Division of Critical Care, Department of Medicine, University of Ottawa, Ottawa, ON, Canada.
The Ottawa Hospital, 501 Smyth Rd, Ottawa, ON, K1H 8L6, Canada.
Crit Care. 2019 Aug 27;23(1):286. doi: 10.1186/s13054-019-2568-5.
Patients with hematologic malignancies who are admitted to hospital are at increased risk of deterioration and death. Rapid response systems (RRSs) respond to hospitalized patients who clinically deteriorate. We sought to describe the characteristics and outcomes of hematologic oncology inpatients requiring rapid response system (RRS) activation, and to determine the prognostic accuracy of the SIRS and qSOFA criteria for in-hospital mortality of hematologic oncology patients with suspected infection.

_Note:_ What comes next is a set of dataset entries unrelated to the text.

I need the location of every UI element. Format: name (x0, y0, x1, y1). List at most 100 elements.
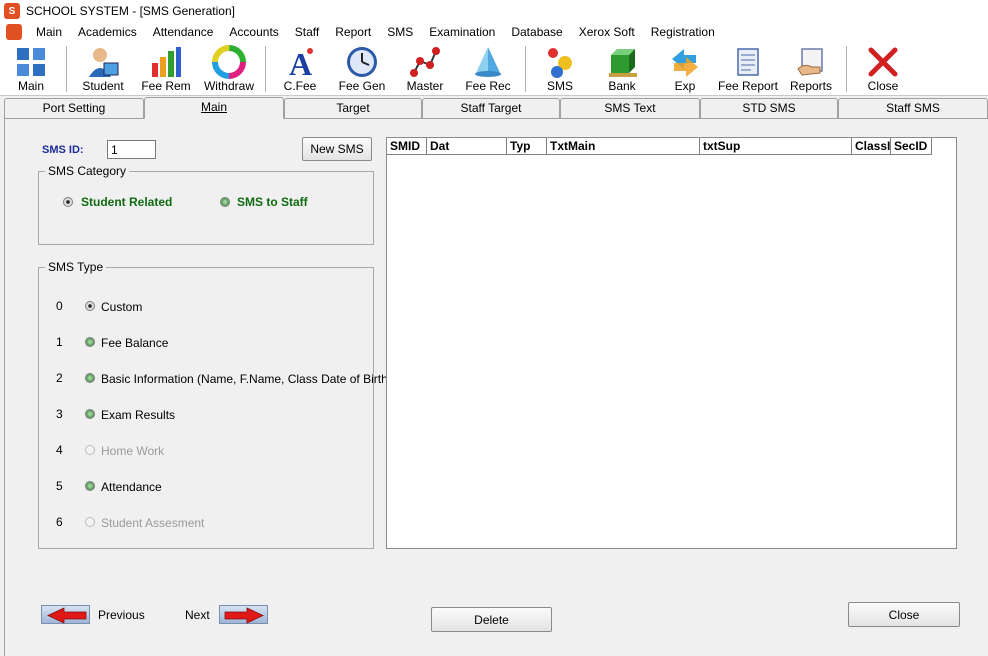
bank-cube-icon (609, 49, 637, 77)
menu-sms[interactable]: SMS (379, 22, 421, 42)
tab-staff-sms[interactable]: Staff SMS (838, 98, 988, 118)
next-label[interactable]: Next (185, 608, 210, 622)
menu-academics[interactable]: Academics (70, 22, 145, 42)
sms-type-basic-info-radio[interactable] (85, 373, 95, 383)
tab-strip: Port Setting Main Target Staff Target SM… (4, 97, 988, 119)
arrow-left-icon (47, 607, 87, 624)
sms-type-number: 0 (56, 299, 63, 313)
category-sms-to-staff-radio[interactable] (220, 197, 230, 207)
reports-hand-icon (797, 48, 823, 76)
toolbar-label: Fee Gen (338, 79, 386, 93)
sms-type-number: 3 (56, 407, 63, 421)
sms-data-grid[interactable]: SMID Dat Typ TxtMain txtSup ClassI SecID (386, 137, 957, 549)
color-wheel-icon (212, 45, 246, 79)
toolbar-label: Student (82, 79, 124, 93)
menu-main[interactable]: Main (28, 22, 70, 42)
grid-column-header[interactable]: TxtMain (547, 138, 700, 155)
menu-registration[interactable]: Registration (643, 22, 723, 42)
sms-type-custom-radio[interactable] (85, 301, 95, 311)
sms-type-student-assesment-label: Student Assesment (101, 516, 205, 530)
close-button[interactable]: Close (848, 602, 960, 627)
sms-type-exam-results-label[interactable]: Exam Results (101, 408, 175, 422)
toolbar-main-button[interactable]: Main (6, 42, 56, 96)
toolbar-label: Main (17, 79, 44, 93)
previous-arrow-button[interactable] (41, 605, 90, 624)
toolbar-close-button[interactable]: Close (858, 42, 908, 96)
toolbar-label: Reports (789, 79, 833, 93)
sms-type-number: 6 (56, 515, 63, 529)
previous-label[interactable]: Previous (98, 608, 145, 622)
sms-type-number: 2 (56, 371, 63, 385)
sms-type-number: 5 (56, 479, 63, 493)
sms-type-attendance-radio[interactable] (85, 481, 95, 491)
grid-column-header[interactable]: txtSup (700, 138, 852, 155)
menu-accounts[interactable]: Accounts (221, 22, 286, 42)
menu-database[interactable]: Database (503, 22, 570, 42)
toolbar-separator (846, 46, 847, 92)
toolbar-fee-gen-button[interactable]: Fee Gen (335, 42, 389, 96)
tab-port-setting[interactable]: Port Setting (4, 98, 144, 118)
grid-column-header[interactable]: ClassI (852, 138, 891, 155)
sms-type-basic-info-label[interactable]: Basic Information (Name, F.Name, Class D… (101, 372, 392, 386)
menu-report[interactable]: Report (327, 22, 379, 42)
new-sms-button[interactable]: New SMS (302, 137, 372, 161)
sms-type-fee-balance-radio[interactable] (85, 337, 95, 347)
toolbar-separator (265, 46, 266, 92)
sms-type-home-work-radio (85, 445, 95, 455)
toolbar-master-button[interactable]: Master (400, 42, 450, 96)
sms-type-attendance-label[interactable]: Attendance (101, 480, 162, 494)
menu-examination[interactable]: Examination (421, 22, 503, 42)
toolbar-label: Close (867, 79, 899, 93)
arrow-right-icon (224, 607, 264, 624)
tab-staff-target[interactable]: Staff Target (422, 98, 560, 118)
tab-main[interactable]: Main (144, 97, 284, 119)
tab-std-sms[interactable]: STD SMS (700, 98, 838, 118)
menu-xerox-soft[interactable]: Xerox Soft (571, 22, 643, 42)
toolbar-label: Exp (674, 79, 696, 93)
grid-column-header[interactable]: SMID (387, 138, 427, 155)
graph-icon (410, 47, 440, 77)
tab-sms-text[interactable]: SMS Text (560, 98, 700, 118)
toolbar-withdraw-button[interactable]: Withdraw (199, 42, 259, 96)
toolbar-separator (525, 46, 526, 92)
close-x-icon (868, 47, 898, 77)
grid-column-header[interactable]: SecID (891, 138, 932, 155)
tab-target[interactable]: Target (284, 98, 422, 118)
toolbar-label: C.Fee (283, 79, 317, 93)
delete-button[interactable]: Delete (431, 607, 552, 632)
exchange-arrows-icon (672, 49, 698, 77)
grid-column-header[interactable]: Typ (507, 138, 547, 155)
sms-category-title: SMS Category (45, 164, 130, 178)
sms-type-custom-label[interactable]: Custom (101, 300, 142, 314)
next-arrow-button[interactable] (219, 605, 268, 624)
menu-staff[interactable]: Staff (287, 22, 327, 42)
grid-column-header[interactable]: Dat (427, 138, 507, 155)
mdi-child-icon[interactable] (6, 24, 22, 40)
title-bar: S SCHOOL SYSTEM - [SMS Generation] (0, 0, 988, 22)
toolbar-sms-button[interactable]: SMS (535, 42, 585, 96)
toolbar-exp-button[interactable]: Exp (660, 42, 710, 96)
toolbar-label: Bank (608, 79, 636, 93)
toolbar: Main Student Fee Rem Withdraw A C.Fee Fe… (0, 42, 988, 96)
sms-type-exam-results-radio[interactable] (85, 409, 95, 419)
toolbar-bank-button[interactable]: Bank (597, 42, 647, 96)
toolbar-student-button[interactable]: Student (76, 42, 130, 96)
toolbar-fee-report-button[interactable]: Fee Report (716, 42, 780, 96)
category-student-related-radio[interactable] (63, 197, 73, 207)
toolbar-fee-rem-button[interactable]: Fee Rem (139, 42, 193, 96)
dots-icon (548, 48, 572, 78)
menu-attendance[interactable]: Attendance (145, 22, 222, 42)
sms-id-input[interactable] (107, 140, 156, 159)
category-sms-to-staff-label[interactable]: SMS to Staff (237, 195, 308, 209)
toolbar-c-fee-button[interactable]: A C.Fee (275, 42, 325, 96)
pyramid-icon (475, 47, 501, 77)
toolbar-label: Fee Report (717, 79, 779, 93)
sms-type-home-work-label: Home Work (101, 444, 165, 458)
toolbar-label: Fee Rec (465, 79, 511, 93)
category-student-related-label[interactable]: Student Related (81, 195, 172, 209)
window-title: SCHOOL SYSTEM - [SMS Generation] (26, 4, 235, 18)
sms-type-fee-balance-label[interactable]: Fee Balance (101, 336, 168, 350)
sms-type-number: 4 (56, 443, 63, 457)
toolbar-reports-button[interactable]: Reports (786, 42, 836, 96)
toolbar-fee-rec-button[interactable]: Fee Rec (461, 42, 515, 96)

We used registry data from two hospitals within The Ottawa Hospital network, between 2012 and 2016. Consecutive hematologic oncology inpatients who experienced activation of the RRS were included in the study. Data was gathered at the time of RRS activation and assessment. The primary outcome was in-hospital mortality. Logistical regression was used to evaluate for predictors of in-hospital mortality.

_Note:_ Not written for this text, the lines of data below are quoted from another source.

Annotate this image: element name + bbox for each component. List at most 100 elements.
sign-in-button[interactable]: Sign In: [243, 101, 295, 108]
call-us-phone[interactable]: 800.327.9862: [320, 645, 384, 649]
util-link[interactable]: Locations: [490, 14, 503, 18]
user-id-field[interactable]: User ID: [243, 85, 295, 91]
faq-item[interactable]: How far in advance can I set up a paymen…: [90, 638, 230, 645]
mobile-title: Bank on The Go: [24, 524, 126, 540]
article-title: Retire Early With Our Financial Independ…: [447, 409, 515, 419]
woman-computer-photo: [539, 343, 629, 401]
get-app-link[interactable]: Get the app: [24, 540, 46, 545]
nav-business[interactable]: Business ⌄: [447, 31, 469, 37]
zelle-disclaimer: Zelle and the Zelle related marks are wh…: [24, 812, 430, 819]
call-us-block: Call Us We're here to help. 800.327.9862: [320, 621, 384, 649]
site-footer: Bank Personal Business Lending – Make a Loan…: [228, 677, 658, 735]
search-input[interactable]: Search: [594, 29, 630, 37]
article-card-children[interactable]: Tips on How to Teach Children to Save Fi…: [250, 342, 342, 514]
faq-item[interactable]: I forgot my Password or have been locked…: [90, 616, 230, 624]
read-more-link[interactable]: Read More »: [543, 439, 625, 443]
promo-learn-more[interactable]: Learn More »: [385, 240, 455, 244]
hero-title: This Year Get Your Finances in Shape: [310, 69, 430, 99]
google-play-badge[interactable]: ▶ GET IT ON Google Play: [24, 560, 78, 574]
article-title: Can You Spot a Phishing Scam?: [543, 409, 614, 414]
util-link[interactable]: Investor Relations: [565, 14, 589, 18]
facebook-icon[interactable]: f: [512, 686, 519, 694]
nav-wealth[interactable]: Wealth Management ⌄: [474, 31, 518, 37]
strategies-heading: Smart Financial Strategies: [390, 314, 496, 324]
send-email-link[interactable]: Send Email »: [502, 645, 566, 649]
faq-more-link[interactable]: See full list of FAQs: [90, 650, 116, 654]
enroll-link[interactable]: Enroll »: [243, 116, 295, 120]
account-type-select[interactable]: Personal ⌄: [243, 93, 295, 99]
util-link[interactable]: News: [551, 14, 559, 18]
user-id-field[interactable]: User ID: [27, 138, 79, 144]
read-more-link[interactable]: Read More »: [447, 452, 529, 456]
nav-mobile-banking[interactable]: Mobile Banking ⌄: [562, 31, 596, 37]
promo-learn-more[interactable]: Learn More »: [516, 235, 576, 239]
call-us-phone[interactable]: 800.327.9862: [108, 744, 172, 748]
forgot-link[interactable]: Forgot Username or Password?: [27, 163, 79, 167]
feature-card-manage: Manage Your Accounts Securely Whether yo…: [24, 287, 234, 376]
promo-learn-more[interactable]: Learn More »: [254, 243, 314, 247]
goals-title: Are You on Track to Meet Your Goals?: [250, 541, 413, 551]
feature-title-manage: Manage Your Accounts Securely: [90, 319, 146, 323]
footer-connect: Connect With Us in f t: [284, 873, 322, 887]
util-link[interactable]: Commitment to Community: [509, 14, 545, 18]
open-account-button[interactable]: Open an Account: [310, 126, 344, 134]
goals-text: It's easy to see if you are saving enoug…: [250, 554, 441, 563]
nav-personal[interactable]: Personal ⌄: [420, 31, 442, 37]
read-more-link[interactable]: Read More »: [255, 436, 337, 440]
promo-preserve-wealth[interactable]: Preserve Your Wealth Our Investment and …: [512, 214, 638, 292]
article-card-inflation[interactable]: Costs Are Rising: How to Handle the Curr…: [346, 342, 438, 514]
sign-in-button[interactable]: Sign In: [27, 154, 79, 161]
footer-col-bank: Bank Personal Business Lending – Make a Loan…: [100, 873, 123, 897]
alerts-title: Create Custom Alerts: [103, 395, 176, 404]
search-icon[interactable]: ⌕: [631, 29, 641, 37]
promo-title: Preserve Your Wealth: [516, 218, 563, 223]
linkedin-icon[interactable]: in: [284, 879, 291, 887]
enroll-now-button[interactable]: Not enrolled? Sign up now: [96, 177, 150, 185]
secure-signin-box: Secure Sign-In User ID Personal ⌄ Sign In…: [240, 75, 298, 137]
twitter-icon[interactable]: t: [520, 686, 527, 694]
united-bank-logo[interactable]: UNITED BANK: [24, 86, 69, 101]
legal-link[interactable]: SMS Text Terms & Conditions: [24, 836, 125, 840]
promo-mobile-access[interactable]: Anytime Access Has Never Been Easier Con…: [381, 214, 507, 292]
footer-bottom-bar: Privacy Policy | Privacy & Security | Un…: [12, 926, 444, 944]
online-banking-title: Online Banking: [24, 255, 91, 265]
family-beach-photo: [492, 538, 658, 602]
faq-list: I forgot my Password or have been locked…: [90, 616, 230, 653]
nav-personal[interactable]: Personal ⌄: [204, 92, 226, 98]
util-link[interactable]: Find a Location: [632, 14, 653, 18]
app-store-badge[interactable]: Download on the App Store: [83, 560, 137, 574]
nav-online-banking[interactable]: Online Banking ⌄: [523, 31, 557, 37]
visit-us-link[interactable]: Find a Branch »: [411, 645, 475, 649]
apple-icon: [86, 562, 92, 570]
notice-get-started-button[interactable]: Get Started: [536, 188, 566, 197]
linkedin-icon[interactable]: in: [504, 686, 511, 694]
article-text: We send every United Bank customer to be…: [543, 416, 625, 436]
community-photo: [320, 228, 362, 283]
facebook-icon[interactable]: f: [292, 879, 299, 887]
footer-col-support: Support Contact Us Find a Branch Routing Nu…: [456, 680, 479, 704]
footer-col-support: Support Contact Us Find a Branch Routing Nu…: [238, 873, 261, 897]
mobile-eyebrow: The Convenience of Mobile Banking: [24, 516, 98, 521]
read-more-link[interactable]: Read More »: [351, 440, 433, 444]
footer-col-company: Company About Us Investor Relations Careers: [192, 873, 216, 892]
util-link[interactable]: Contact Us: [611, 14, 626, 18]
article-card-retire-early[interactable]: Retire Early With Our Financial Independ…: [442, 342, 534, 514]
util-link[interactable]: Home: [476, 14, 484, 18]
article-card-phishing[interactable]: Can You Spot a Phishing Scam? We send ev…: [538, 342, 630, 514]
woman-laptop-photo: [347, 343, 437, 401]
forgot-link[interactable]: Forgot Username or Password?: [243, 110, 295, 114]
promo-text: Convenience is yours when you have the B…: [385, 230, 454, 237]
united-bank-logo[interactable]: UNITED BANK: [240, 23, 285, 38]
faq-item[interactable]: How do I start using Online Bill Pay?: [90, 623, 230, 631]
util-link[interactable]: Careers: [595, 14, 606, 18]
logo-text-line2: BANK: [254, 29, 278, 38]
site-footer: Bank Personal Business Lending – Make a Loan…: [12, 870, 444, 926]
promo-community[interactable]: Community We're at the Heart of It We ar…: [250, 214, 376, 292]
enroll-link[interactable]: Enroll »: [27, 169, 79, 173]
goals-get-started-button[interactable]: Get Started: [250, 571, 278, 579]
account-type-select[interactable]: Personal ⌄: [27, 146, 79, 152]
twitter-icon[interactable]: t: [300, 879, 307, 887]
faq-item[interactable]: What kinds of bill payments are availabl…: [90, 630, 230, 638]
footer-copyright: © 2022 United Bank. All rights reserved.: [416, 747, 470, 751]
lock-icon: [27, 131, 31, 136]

We included 401 patients during the study period. In-hospital mortality for all included patients was 41.9% (168 patients), and 145 patients (45%) were admitted to ICU following RRS activation. Among patients with suspected infection at the time of RRS activation, Systemic Inflammatory Response Syndrome (SIRS) criteria had a sensitivity of 86.9% (95% CI 80.9-91.6) and a specificity of 38.2% (95% CI 31.9-44.8) for predicting in-hospital mortality, while Quick Sequential Organ Failure Assessment (qSOFA) criteria had a sensitivity of 61.9% (95% CI 54.1-69.3) and a specificity of 91.4% (95% CI 87.1-94.7). Factors associated with increased in-hospital mortality included transfer to ICU after RRS activation (adjusted odds ratio [OR] 3.56, 95% CI 2.12-5.97) and a higher number of RRS activations (OR 2.45, 95% CI 1.63-3.69). Factors associated with improved survival included active malignancy treatment at the time of RRS activation (OR 0.54, 95% CI 0.34-0.86) and longer hospital length of stay (OR 0.78, 95% CI 0.70-0.87).
Hematologic oncology inpatients requiring RRS activation have high rates of subsequent ICU admission and mortality. ICU admission and higher number of RRS activations are associated with increased risk of death, while active cancer treatment and longer hospital stay are associated with lower risk of mortality. Clinicians should consider these factors in risk-stratifying these patients during RRS assessment.
因血液系统恶性肿瘤住院的患者有病情恶化和死亡的风险增加。快速反应系统(RRS)用于应对临床恶化的住院患者。我们旨在描述需要快速反应系统(RRS)激活的血液肿瘤住院患者的特征和结局,并确定全身炎症反应综合征(SIRS)和快速序贯器官衰竭评估(qSOFA)标准对疑似感染的血液肿瘤患者院内死亡率的预测准确性。
我们使用了 2012 年至 2016 年期间来自渥太华医院网络内两家医院的登记数据。纳入经历 RRS 激活的连续血液肿瘤住院患者。数据在 RRS 激活和评估时收集。主要结局是院内死亡率。逻辑回归用于评估院内死亡率的预测因素。
研究期间纳入了 401 名患者。所有纳入患者的院内死亡率为 41.9%(168 例),有 145 例(45%)患者在 RRS 激活后被转入 ICU。在 RRS 激活时怀疑感染的患者中,SIRS 标准预测院内死亡率的敏感性为 86.9%(95%CI 80.9-91.6),特异性为 38.2%(95%CI 31.9-44.8),而 qSOFA 标准的敏感性为 61.9%(95%CI 54.1-69.3),特异性为 91.4%(95%CI 87.1-94.7)。与院内死亡率增加相关的因素包括 RRS 激活后转入 ICU(调整后的优势比[OR]3.56,95%CI 2.12-5.97)和 RRS 激活次数增加(OR 2.45,95%CI 1.63-3.69)。与生存改善相关的因素包括 RRS 激活时进行的积极恶性肿瘤治疗(OR 0.54,95%CI 0.34-0.86)和住院时间延长(OR 0.78,95%CI 0.70-0.87)。
需要 RRS 激活的血液肿瘤住院患者 ICU 入院率和死亡率均较高。ICU 入院和 RRS 激活次数增加与死亡风险增加相关,而积极的癌症治疗和住院时间延长与死亡率降低相关。临床医生在 RRS 评估时应考虑这些因素对这些患者进行风险分层。